Charles Miller, entrepreneur spatial et chef de l’équipe de transition Trump à la NASA, a publié un bon article proposant une autorité de développement lunaire :
Je propose le développement d’une Autorité internationale de développement lunaire (LDA), agréée et gouvernée par les États-Unis, qui servirait de régulateur quasi gouvernemental. La base lunaire serait gérée comme un projet de développement d'infrastructure planifié, avec la NASA comme partenaire stratégique clé, avec un accent sur les méthodes commerciales et une mentalité d'investisseur pour assurer la viabilité économique à court et à long terme. La LDA donnerait la priorité au développement des ressources lunaires afin de réduire les coûts et de servir les clients, et traiterait le gouvernement des États-Unis et ceux de nos alliés comme des clients clés. La LDA tirerait parti des partenariats public-privé et de la collaboration entre le gouvernement et les locataires industriels privés de nombreux pays pour financer commercialement et développer l’infrastructure lunaire.

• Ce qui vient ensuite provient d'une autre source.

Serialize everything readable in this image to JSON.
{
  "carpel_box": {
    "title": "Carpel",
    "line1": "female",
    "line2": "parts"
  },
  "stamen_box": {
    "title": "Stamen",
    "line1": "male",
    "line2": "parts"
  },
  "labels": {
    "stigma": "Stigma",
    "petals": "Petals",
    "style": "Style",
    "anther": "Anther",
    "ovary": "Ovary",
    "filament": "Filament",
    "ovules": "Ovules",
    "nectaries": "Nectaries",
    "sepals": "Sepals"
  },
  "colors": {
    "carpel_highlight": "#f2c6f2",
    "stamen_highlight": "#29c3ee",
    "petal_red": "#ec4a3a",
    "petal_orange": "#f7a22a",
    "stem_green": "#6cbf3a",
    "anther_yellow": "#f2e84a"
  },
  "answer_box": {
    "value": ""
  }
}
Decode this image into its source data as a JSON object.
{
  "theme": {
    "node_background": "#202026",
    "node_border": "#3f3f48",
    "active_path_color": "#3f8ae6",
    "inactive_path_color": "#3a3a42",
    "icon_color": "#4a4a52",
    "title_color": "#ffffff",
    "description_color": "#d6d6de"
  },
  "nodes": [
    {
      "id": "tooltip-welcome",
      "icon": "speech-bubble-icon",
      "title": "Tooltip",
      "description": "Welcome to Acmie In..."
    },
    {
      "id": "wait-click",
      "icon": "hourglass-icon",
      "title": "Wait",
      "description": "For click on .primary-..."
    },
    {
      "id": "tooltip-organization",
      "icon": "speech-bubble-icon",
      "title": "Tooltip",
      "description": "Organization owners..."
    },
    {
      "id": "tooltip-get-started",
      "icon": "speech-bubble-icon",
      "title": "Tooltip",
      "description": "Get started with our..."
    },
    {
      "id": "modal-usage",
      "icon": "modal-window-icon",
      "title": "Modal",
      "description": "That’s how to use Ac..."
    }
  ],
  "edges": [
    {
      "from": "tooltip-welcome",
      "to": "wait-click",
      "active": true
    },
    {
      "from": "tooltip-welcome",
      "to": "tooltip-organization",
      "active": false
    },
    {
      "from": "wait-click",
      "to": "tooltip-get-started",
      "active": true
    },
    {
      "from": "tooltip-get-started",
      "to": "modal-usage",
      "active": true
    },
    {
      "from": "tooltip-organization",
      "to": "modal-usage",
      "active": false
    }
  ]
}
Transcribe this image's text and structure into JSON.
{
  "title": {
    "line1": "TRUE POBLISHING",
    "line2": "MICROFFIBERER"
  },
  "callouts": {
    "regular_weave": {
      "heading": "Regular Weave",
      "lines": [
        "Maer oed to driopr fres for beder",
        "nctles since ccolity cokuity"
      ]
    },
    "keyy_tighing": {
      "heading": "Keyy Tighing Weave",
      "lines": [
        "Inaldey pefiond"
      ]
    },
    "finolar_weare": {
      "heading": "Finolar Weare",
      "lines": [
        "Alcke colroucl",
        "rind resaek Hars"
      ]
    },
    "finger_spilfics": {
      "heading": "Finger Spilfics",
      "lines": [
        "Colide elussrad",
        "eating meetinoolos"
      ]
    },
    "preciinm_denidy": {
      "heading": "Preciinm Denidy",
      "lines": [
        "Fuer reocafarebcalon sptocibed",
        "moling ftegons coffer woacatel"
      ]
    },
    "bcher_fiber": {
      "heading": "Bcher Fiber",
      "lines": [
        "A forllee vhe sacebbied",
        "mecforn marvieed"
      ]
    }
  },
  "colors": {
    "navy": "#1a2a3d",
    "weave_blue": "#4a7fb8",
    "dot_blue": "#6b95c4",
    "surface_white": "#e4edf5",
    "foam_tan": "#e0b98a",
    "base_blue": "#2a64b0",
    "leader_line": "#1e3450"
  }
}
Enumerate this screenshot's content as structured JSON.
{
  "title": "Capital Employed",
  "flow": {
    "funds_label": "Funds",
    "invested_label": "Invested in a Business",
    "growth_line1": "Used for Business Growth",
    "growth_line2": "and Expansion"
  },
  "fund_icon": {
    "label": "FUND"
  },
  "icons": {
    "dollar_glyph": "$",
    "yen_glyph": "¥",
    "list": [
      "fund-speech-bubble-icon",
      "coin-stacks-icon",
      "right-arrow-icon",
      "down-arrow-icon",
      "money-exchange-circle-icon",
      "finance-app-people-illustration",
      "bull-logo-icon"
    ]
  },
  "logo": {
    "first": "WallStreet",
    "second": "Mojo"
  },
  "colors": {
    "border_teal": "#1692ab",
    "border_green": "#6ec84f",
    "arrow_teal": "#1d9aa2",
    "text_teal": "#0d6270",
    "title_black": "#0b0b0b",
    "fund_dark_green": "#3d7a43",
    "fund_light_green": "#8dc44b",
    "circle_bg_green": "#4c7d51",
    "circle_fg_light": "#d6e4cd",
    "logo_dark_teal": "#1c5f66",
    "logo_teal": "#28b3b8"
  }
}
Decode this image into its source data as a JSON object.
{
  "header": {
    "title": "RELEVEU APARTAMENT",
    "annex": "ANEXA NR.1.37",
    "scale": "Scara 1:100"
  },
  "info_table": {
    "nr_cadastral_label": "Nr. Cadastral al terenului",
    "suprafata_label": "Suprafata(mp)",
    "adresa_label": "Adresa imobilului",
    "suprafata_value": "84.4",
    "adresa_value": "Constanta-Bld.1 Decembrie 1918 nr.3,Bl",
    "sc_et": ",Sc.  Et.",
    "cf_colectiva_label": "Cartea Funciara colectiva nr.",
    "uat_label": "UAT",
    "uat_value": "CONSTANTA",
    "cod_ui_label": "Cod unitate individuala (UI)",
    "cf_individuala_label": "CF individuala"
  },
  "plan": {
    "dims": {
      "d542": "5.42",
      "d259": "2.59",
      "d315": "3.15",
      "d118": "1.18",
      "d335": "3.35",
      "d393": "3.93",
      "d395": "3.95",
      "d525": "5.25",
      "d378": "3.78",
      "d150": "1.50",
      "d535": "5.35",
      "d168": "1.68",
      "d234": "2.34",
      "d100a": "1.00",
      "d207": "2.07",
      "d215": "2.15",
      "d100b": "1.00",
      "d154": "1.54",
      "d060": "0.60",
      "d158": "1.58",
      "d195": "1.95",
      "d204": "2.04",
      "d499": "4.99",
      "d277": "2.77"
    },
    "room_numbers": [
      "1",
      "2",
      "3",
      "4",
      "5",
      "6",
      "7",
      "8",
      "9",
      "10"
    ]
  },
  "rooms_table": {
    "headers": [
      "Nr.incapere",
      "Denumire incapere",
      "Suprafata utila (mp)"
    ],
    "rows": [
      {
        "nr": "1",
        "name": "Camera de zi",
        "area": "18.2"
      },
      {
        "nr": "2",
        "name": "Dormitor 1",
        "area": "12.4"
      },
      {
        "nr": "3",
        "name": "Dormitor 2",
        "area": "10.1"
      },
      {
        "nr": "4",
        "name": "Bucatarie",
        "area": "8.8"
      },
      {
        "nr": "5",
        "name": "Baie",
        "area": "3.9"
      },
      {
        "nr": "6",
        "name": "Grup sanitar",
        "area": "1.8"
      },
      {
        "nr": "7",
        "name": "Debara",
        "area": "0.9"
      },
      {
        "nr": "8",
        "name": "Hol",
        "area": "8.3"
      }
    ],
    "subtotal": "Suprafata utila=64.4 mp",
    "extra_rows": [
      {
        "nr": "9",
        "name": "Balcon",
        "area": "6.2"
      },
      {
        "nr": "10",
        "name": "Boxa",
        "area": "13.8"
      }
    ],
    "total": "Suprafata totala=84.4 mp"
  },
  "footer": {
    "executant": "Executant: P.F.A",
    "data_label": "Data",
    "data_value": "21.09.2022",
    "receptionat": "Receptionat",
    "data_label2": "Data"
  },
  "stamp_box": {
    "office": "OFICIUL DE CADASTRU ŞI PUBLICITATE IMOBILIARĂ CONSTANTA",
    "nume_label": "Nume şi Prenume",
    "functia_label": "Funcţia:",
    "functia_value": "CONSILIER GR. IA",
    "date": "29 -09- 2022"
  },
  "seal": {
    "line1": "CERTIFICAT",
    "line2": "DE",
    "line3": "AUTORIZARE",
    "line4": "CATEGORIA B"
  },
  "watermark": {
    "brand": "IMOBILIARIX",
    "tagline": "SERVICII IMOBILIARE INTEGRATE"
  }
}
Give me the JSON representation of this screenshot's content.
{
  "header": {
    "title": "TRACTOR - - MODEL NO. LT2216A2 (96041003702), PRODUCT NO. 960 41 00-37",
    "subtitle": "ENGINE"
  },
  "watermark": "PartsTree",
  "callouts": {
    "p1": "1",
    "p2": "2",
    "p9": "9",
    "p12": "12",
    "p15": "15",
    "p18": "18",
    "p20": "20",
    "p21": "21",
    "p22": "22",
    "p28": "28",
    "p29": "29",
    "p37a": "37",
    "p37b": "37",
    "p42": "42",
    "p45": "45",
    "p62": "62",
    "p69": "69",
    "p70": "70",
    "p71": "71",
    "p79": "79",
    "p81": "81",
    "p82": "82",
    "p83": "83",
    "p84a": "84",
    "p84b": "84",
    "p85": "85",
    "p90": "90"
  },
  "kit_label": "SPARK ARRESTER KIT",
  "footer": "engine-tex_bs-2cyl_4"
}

Le modèle est le célèbre plan des commissaires de New York de 1811, qui prévoyait un ordre simple et lisible pour des terres qui étaient en grande partie sous-exploitées à l'époque. Le plan coordonnait le développement futur selon une grille avec des parcelles standardisées et des zones clairement délimitées pour les infrastructures publiques et privées. Miller suggère une séquence similaire pour la Lune : étude initiale, normes, infrastructure partagée et agence gouvernementale ; puis les locataires privés, l'extraction des ressources, la construction et la finance.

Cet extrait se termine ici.